La Convention Nationale des ABCdaires de France tient à rappeler que dans son intervention à Aix-en-Provence, le Président Macky Sall a parlé du travail en ces termes : « Quelles que soient les stratégies, c’est toujours le travail qui fera la différence, parce que le travail c’est la richesse des Nations, c’est ce qui nous relie à l’économie réelle et à l’essence même de la vie. »
L’Etat du Sénégal devrait porter un accent particulier sur l’insertion et la réinsertion professionnelle de tous les diplômés et ceux qui sont formés dans les métiers.
La cause du développement et le succès de la vision pour l’émergence seront le fruit d’un effort national par lequel le citoyen sénégalais servira son pays mais ne se servira pas de son pays.
Pour la Convention Nationale des Abcdaires de France
La Cellule Communication

1 Comment

  1. Courage les gars.
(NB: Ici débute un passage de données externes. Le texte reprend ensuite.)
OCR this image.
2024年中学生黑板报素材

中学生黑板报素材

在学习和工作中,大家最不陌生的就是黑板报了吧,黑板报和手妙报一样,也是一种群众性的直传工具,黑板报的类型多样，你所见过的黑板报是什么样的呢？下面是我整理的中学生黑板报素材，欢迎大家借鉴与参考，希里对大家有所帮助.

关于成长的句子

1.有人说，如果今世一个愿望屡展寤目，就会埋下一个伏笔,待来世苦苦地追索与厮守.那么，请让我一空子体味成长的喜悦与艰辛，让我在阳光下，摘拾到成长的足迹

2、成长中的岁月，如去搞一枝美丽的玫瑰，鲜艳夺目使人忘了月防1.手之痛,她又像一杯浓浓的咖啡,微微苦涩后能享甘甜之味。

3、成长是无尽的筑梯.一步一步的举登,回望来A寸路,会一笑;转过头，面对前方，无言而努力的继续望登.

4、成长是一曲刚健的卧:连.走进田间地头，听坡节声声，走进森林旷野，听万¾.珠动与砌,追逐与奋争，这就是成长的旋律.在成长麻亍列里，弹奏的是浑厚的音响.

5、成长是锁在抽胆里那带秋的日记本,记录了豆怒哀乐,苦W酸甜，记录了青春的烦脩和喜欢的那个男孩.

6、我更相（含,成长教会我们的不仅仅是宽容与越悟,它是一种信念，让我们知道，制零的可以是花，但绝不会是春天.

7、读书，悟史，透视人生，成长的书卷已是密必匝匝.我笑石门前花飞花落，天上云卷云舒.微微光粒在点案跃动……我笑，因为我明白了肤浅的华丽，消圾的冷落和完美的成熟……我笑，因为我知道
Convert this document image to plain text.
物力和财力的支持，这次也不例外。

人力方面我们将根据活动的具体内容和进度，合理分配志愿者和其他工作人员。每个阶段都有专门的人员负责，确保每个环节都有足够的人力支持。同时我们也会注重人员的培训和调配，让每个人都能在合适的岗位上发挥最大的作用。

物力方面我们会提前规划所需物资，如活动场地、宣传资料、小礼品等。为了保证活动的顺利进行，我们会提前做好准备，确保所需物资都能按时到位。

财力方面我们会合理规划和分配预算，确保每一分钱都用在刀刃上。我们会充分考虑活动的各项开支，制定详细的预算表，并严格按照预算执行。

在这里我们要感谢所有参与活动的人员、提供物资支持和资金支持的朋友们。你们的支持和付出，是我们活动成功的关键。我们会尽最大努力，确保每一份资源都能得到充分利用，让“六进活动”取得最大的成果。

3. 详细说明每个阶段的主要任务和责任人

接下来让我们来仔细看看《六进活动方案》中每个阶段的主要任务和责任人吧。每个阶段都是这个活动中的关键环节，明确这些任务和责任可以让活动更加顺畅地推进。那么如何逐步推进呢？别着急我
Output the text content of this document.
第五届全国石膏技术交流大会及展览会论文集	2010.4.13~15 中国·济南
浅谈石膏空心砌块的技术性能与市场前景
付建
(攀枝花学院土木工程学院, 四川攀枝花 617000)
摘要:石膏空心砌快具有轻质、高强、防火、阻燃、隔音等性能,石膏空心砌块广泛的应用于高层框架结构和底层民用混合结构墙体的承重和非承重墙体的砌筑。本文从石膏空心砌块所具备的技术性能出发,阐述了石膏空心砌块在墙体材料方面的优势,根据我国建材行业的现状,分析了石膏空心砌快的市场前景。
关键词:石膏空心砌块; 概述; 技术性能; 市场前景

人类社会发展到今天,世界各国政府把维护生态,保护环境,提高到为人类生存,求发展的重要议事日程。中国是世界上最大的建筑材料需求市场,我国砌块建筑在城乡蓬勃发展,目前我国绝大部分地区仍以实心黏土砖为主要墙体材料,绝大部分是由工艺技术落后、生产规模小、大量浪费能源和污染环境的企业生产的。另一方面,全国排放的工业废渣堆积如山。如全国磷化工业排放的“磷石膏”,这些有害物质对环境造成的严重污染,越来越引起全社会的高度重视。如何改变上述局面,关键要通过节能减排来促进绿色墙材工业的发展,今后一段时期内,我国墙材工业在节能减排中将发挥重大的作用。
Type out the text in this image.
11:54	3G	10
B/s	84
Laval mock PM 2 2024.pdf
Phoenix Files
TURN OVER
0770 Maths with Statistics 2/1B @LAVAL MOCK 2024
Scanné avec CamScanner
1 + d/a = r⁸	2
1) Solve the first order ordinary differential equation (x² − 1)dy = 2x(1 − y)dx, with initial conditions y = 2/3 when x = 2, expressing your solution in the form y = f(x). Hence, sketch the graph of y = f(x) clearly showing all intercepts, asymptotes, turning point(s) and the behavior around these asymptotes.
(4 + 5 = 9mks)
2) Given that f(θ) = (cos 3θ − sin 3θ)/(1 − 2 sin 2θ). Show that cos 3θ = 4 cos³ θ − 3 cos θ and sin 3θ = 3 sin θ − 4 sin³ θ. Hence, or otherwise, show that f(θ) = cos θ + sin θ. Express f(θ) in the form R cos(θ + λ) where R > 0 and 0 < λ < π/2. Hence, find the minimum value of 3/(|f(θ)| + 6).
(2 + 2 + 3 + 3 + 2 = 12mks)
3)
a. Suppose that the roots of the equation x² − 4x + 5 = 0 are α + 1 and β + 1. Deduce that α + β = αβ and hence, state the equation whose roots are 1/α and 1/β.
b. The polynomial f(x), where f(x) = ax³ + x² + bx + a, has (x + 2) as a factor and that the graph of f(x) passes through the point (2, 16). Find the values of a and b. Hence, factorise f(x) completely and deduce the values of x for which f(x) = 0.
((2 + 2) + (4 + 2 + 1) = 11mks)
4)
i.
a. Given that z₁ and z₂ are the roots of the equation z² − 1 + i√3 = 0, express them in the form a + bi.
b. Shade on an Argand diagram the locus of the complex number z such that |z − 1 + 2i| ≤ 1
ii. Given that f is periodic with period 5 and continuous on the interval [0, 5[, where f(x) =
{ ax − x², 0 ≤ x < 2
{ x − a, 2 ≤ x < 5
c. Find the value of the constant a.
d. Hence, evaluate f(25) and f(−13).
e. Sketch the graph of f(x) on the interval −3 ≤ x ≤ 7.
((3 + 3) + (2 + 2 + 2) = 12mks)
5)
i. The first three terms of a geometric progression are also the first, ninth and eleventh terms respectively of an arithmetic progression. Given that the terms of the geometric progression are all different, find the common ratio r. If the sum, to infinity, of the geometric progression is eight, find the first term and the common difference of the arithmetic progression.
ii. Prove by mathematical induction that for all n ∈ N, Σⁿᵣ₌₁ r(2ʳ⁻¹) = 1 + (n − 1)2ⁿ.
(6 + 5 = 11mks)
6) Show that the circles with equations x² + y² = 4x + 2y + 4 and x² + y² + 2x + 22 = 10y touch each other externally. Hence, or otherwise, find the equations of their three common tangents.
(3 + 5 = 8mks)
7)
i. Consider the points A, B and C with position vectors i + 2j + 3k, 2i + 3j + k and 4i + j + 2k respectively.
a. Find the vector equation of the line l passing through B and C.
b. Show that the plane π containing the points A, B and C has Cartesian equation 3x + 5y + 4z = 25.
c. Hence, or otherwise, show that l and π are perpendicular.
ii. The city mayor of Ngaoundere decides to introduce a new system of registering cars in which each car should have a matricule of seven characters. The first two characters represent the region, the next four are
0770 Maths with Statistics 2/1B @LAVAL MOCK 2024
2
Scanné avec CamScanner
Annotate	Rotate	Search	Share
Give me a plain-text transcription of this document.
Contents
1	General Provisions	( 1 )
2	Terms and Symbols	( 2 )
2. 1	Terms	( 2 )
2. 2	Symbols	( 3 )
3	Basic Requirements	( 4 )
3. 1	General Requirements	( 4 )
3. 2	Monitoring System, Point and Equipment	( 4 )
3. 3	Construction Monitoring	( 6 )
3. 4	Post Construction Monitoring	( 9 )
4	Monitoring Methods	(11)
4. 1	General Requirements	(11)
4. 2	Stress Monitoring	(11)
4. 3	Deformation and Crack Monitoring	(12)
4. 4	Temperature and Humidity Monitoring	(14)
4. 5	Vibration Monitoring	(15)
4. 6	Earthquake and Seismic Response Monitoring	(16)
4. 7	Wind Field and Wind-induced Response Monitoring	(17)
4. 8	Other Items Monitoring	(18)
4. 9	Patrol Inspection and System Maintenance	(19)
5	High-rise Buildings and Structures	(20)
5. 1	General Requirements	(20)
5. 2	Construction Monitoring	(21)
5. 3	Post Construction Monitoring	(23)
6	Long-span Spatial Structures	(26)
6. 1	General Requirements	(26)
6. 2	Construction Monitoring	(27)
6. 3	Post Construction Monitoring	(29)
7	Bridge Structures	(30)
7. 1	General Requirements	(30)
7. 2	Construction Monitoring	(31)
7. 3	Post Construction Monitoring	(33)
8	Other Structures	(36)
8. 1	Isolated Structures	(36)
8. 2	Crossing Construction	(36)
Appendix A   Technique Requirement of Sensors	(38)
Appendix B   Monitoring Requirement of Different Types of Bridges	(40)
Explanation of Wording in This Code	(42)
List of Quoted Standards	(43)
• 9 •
Votre contribution montre à quel point la lutte pour l’émergence de notre pays vous tient à cœur. Vous avez compris que cette émergence devrait nécessairement passée par la satisfaction des préoccupations de la jeunesse qui se résument essentiellement à l’éducation et l’emploi. Sinon, même les valeurs dont on parle souvent seront difficilement restaurées. C’est cela qui doit être le souci de nos homme politiques.